The sensor was also able to resolve regions of aUCNPs on a 2-mm-thick tumor specimen directly placed on the micro-chip with no optics or focusing lenses—directly illuminated with an NIR-I (980 nm) laser—and achieved a signal-to-background ratio of 8. The new pixel architecture with in-pixel background measurement and subtraction was able to reduce the background by more than 20 × , highlighting the critical role of the novel background adjustment scheme. This performance was also maintained when imaging a single 14-µm section of the described specimen, and the background correction scheme resulted in an SBR of 4.3, with the reduction in SBR due to the smaller amounts of aUCNPs per area and therefore a lower signal intensity. This demonstrates the applicability of our sensor to image microscopic deposits of disease, opening the door to real true intraoperative imaging in a compact form factor.

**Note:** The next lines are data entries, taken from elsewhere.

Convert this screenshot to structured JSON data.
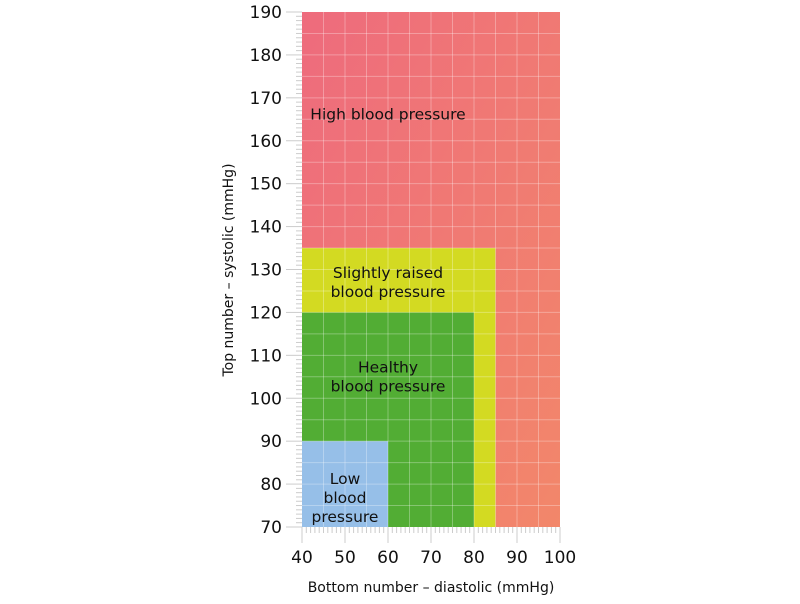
{
  "chart_data": {
    "type": "area",
    "xlabel": "Bottom number – diastolic (mmHg)",
    "ylabel": "Top number – systolic (mmHg)",
    "xlim": [
      40,
      100
    ],
    "ylim": [
      70,
      190
    ],
    "xticks": [
      40,
      50,
      60,
      70,
      80,
      90,
      100
    ],
    "yticks": [
      70,
      80,
      90,
      100,
      110,
      120,
      130,
      140,
      150,
      160,
      170,
      180,
      190
    ],
    "grid": true,
    "regions": [
      {
        "label": [
          "High blood pressure"
        ],
        "x": [
          40,
          100
        ],
        "y": [
          70,
          190
        ],
        "color": "#ee6b7d",
        "color_end": "#f2876a",
        "label_pos": [
          60,
          165
        ]
      },
      {
        "label": [
          "Slightly raised",
          "blood pressure"
        ],
        "x": [
          40,
          85
        ],
        "y": [
          70,
          135
        ],
        "color": "#d3da22",
        "label_pos": [
          60,
          128
        ]
      },
      {
        "label": [
          "Healthy",
          "blood pressure"
        ],
        "x": [
          40,
          80
        ],
        "y": [
          70,
          120
        ],
        "color": "#52ad34",
        "label_pos": [
          60,
          106
        ]
      },
      {
        "label": [
          "Low",
          "blood",
          "pressure"
        ],
        "x": [
          40,
          60
        ],
        "y": [
          70,
          90
        ],
        "color": "#96bfe8",
        "label_pos": [
          50,
          80
        ]
      }
    ]
  }
}
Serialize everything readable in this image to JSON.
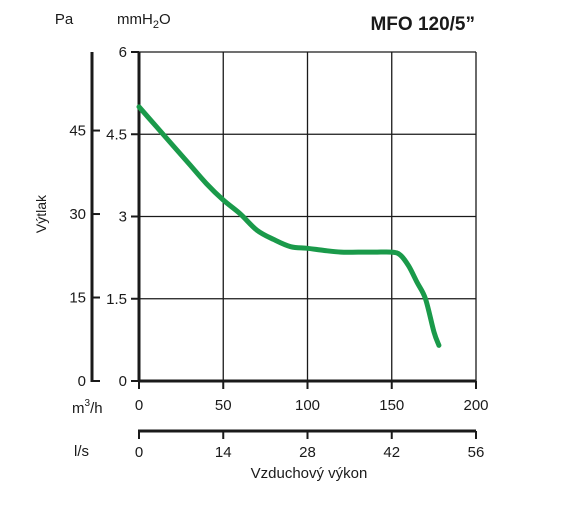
{
  "chart_data": {
    "type": "line",
    "title": "MFO 120/5”",
    "ylabel": "Výtlak",
    "xlabel": "Vzduchový výkon",
    "units": {
      "pressure_pa": "Pa",
      "pressure_mmh2o_base": "mmH",
      "pressure_mmh2o_sub": "2",
      "pressure_mmh2o_tail": "O",
      "flow_m3h_base": "m",
      "flow_m3h_sup": "3",
      "flow_m3h_tail": "/h",
      "flow_ls": "l/s"
    },
    "x_unit": "m3/h",
    "y_unit": "mmH2O",
    "xlim": [
      0,
      200
    ],
    "ylim": [
      0,
      6
    ],
    "grid": true,
    "x_ticks_m3h": [
      "0",
      "50",
      "100",
      "150",
      "200"
    ],
    "x_ticks_ls": [
      "0",
      "14",
      "28",
      "42",
      "56"
    ],
    "y_ticks_mmh2o": [
      "0",
      "1.5",
      "3",
      "4.5",
      "6"
    ],
    "y_ticks_pa": [
      "0",
      "15",
      "30",
      "45"
    ],
    "series": [
      {
        "color": "#1a9a4a",
        "x": [
          0,
          10,
          20,
          30,
          40,
          50,
          60,
          70,
          80,
          90,
          100,
          110,
          120,
          130,
          140,
          150,
          155,
          160,
          165,
          170,
          175,
          178
        ],
        "y": [
          5.0,
          4.65,
          4.3,
          3.95,
          3.6,
          3.3,
          3.05,
          2.75,
          2.58,
          2.45,
          2.42,
          2.38,
          2.35,
          2.35,
          2.35,
          2.35,
          2.3,
          2.1,
          1.8,
          1.5,
          0.9,
          0.65
        ]
      }
    ]
  }
}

This imager array achieved real-time frame rates (105 fps) and an output (measured) noise level of 0.36 % full scale rms—where full scale is the count limit of the pixel, i.e., 600 a.u. Most of this noise is contributed by the pixel circuitry (i.e., in-pixel amplifier) but can be further attenuated by temporal averaging (averaging consecutive and repeated images), made possible by the fact that aUCNPs do not photobleach. A fill factor of 47 % was also achieved, with losses mainly attributed to in-pixel readout circuitry as well as the additional secondary photosensor.

Further improvements of this platform may include the use of external planar micro-gratings to enhance image sharpness and optimization of the secondary photodiode size and shape to maximize emission signal captured on the main photodiode while still providing a reliable measurement of the local background. The recent demonstrations of molecularly targeted aUCNPs can unlock the potential for molecularly guided intraoperative optical navigation using this platform.

Conclusion

We have demonstrated a chip-scale optics-free (filter- and lens-less) intraoperative imaging platform that utilizes the optical properties of lanthanide-based upconverting nanoparticles as molecular probes and leverages their uniquely long emission decay times and long excitation wavelength (980 nm) to perform time-resolved imaging in an environment where no tissue autofluorescence or photobleaching is present. The core of this platform is an ultra-thin (less than 100-µm thick) millimeter-scale 36-by-80 pixel-array fabricated in CMOS technology and includes a novel dual-photosensor pixel architecture capable of measuring and correcting the NIR-induced background interference generated by the time-gated excitation light. The resolution of this imaging platform was measured using standard USAF resolution targets and achieved a minimum resolution of 71 µm. We also evaluated the performance of the imaging platform using ex vivo imaging of mouse prostate tumor specimen intratumorally injected with aUCNPs, where the dual-photosensor design was able to reduce the background level by approximately 20 times and achieve a signal-to-background ratio of 8. The imager also demonstrated the ability to resolve single-layer cell clusters as small as 200 cells with a signal-to-background ratio of 4.3, opening the door to highly sensitive intraoperative imaging with a minimal form factor chip-scale imager.